Bemerkenswert ist dennoch der hohe Stellenwert von Einzelabsprachen zwischen pflegenden Arbeitnehmer:innen und Arbeitgebern. Offensichtlich erscheinen diese Maßnahmen beiden Seiten als vorteilhaft. Einerseits erhalten Erstgenannte im günstigsten Fall eine auf ihre Bedürfnisse individuell zugeschnittene Lösung, ohne gleichzeitig ihre häuslichen Pflegeverpflichtungen „an die große Glocke hängen zu müssen“. Andererseits sind Arbeitgeber, gerade in kleinen und mittleren Unternehmen, von der Verpflichtung befreit, spezielle und für alle Betroffenen zugängliche Maßnahmen vorzuhalten.

Hinweise darauf finden sich auch in weiteren Daten der ZQP-Studie: Ein betriebliches Angebot für pflegende Mitarbeiter:innen, das über die gesetzlichen Regelungen hinausgeht, halten insgesamt 34 % der Unternehmen bereit. Erwartungsgemäß sind es vor allem Unternehmen mit mehr als 250 Beschäftigten, hier waren es 64 % (demgegenüber 40 % bei 50 bis 249 Mitarbeiter:innen und 23 % bei 26 bis zu 49 Mitarbeiter:innen). Im Umkehrschluss bedeutet dies allerdings, dass 58 % der Unternehmen keine Maßnahmen eingeführt haben und dies auch nicht planen (Maßnahmen geplant: 8 %). Die entsprechenden Prozentsätze reichen dabei je nach Unternehmensgröße von 28 % über 50 % bis hin zu 71 % in kleineren Unternehmen.Footnote 4 In Einklang damit steht auch die Einschätzung, die Relevanz des Themas „Vereinbarkeit von Erwerbstätigkeit und Pflege“ habe in den letzten zwei, drei Jahren zugenommen. Nur 29 % der Personalentscheider – über alle Unternehmensgrößen hinweg – sind dieser Ansicht. In großen Unternehmen sind es 57 %, in kleinen Unternehmen dagegen lediglich von 17 % (Eggert et al., 2018).
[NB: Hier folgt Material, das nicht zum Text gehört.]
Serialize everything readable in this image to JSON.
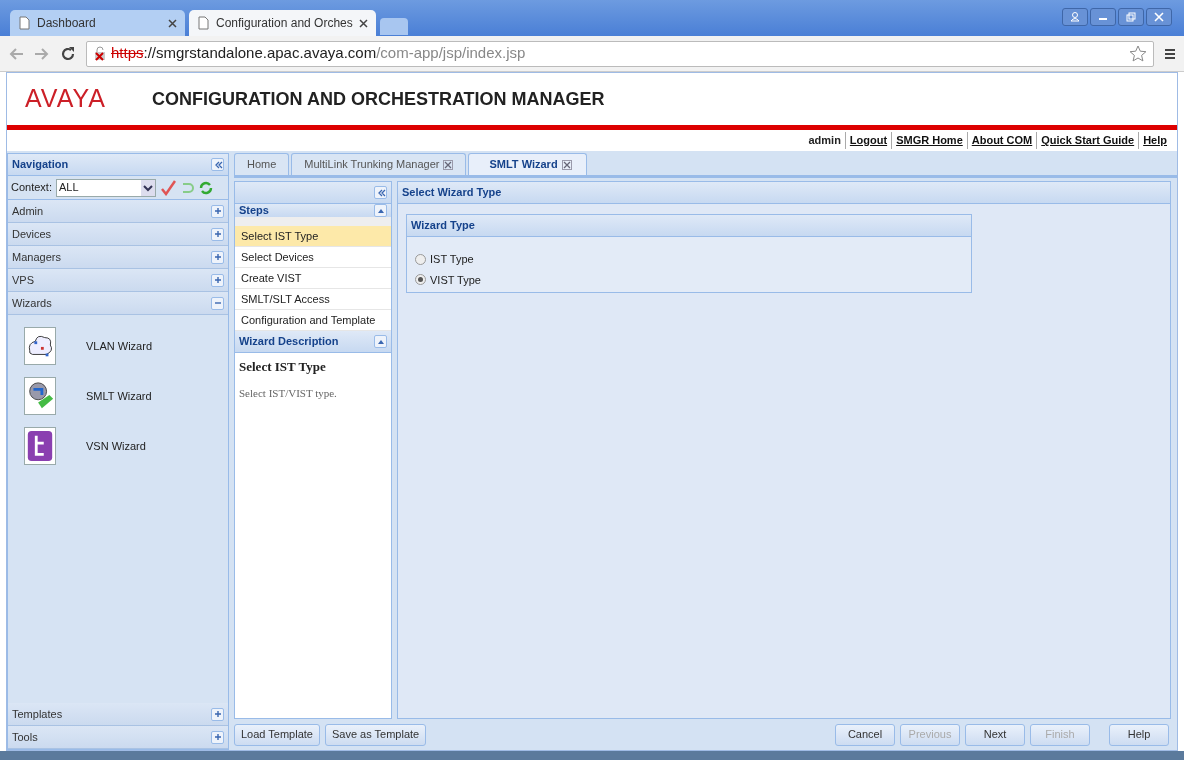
{
  "browser": {
    "tabs": [
      {
        "title": "Dashboard",
        "selected": false
      },
      {
        "title": "Configuration and Orches",
        "selected": true
      }
    ],
    "address": {
      "scheme": "https",
      "host": "://smgrstandalone.apac.avaya.com",
      "path": "/com-app/jsp/index.jsp",
      "insecure": true
    }
  },
  "header": {
    "logo": "AVAYA",
    "title": "CONFIGURATION AND ORCHESTRATION MANAGER",
    "user": "admin",
    "links": [
      "Logout",
      "SMGR Home",
      "About COM",
      "Quick Start Guide",
      "Help"
    ]
  },
  "navigation": {
    "title": "Navigation",
    "context_label": "Context:",
    "context_value": "ALL",
    "sections": [
      {
        "label": "Admin",
        "expanded": false
      },
      {
        "label": "Devices",
        "expanded": false
      },
      {
        "label": "Managers",
        "expanded": false
      },
      {
        "label": "VPS",
        "expanded": false
      },
      {
        "label": "Wizards",
        "expanded": true
      }
    ],
    "wizards": [
      {
        "label": "VLAN Wizard",
        "kind": "vlan"
      },
      {
        "label": "SMLT Wizard",
        "kind": "smlt"
      },
      {
        "label": "VSN Wizard",
        "kind": "vsn"
      }
    ],
    "bottom_sections": [
      {
        "label": "Templates",
        "expanded": false
      },
      {
        "label": "Tools",
        "expanded": false
      }
    ]
  },
  "content_tabs": [
    {
      "label": "Home",
      "selected": false,
      "closable": false
    },
    {
      "label": "MultiLink Trunking Manager",
      "selected": false,
      "closable": true
    },
    {
      "label": "SMLT Wizard",
      "selected": true,
      "closable": true
    }
  ],
  "steps": {
    "title": "Steps",
    "items": [
      {
        "label": "Select IST Type",
        "selected": true
      },
      {
        "label": "Select Devices",
        "selected": false
      },
      {
        "label": "Create VIST",
        "selected": false
      },
      {
        "label": "SMLT/SLT Access",
        "selected": false
      },
      {
        "label": "Configuration and Template",
        "selected": false
      }
    ],
    "description_title": "Wizard Description",
    "description_heading": "Select IST Type",
    "description_text": "Select IST/VIST type."
  },
  "main": {
    "title": "Select Wizard Type",
    "group_title": "Wizard Type",
    "options": [
      {
        "label": "IST Type",
        "selected": false
      },
      {
        "label": "VIST Type",
        "selected": true
      }
    ]
  },
  "template_buttons": [
    "Load Template",
    "Save as Template"
  ],
  "wizard_buttons": [
    {
      "label": "Cancel",
      "disabled": false
    },
    {
      "label": "Previous",
      "disabled": true
    },
    {
      "label": "Next",
      "disabled": false
    },
    {
      "label": "Finish",
      "disabled": true
    },
    {
      "label": "Help",
      "disabled": false
    }
  ]
}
Die folgenden Argumente stehen gemäß vorliegender Befragungsdaten einer Einführung von betriebsinternen Maßnahmen entgegen (Antwortkategorie: „stimme voll und ganz zu/eher zu“):

  • Umsetzung ist zu aufwendig und andere Fragen sind wichtiger: 43 %,

  • Umsetzung ist zu teuer: 34 %,

  • es fehlt an Wissen über hilfreiche Angebote für betroffene Mitarbeiter:innen: 63 %,

  • es fehlt an Wissen darüber, welche Mitarbeiter:innen tatsächlich Unterstützungsbedarf in der Pflege von Angehörigen haben: 62 %.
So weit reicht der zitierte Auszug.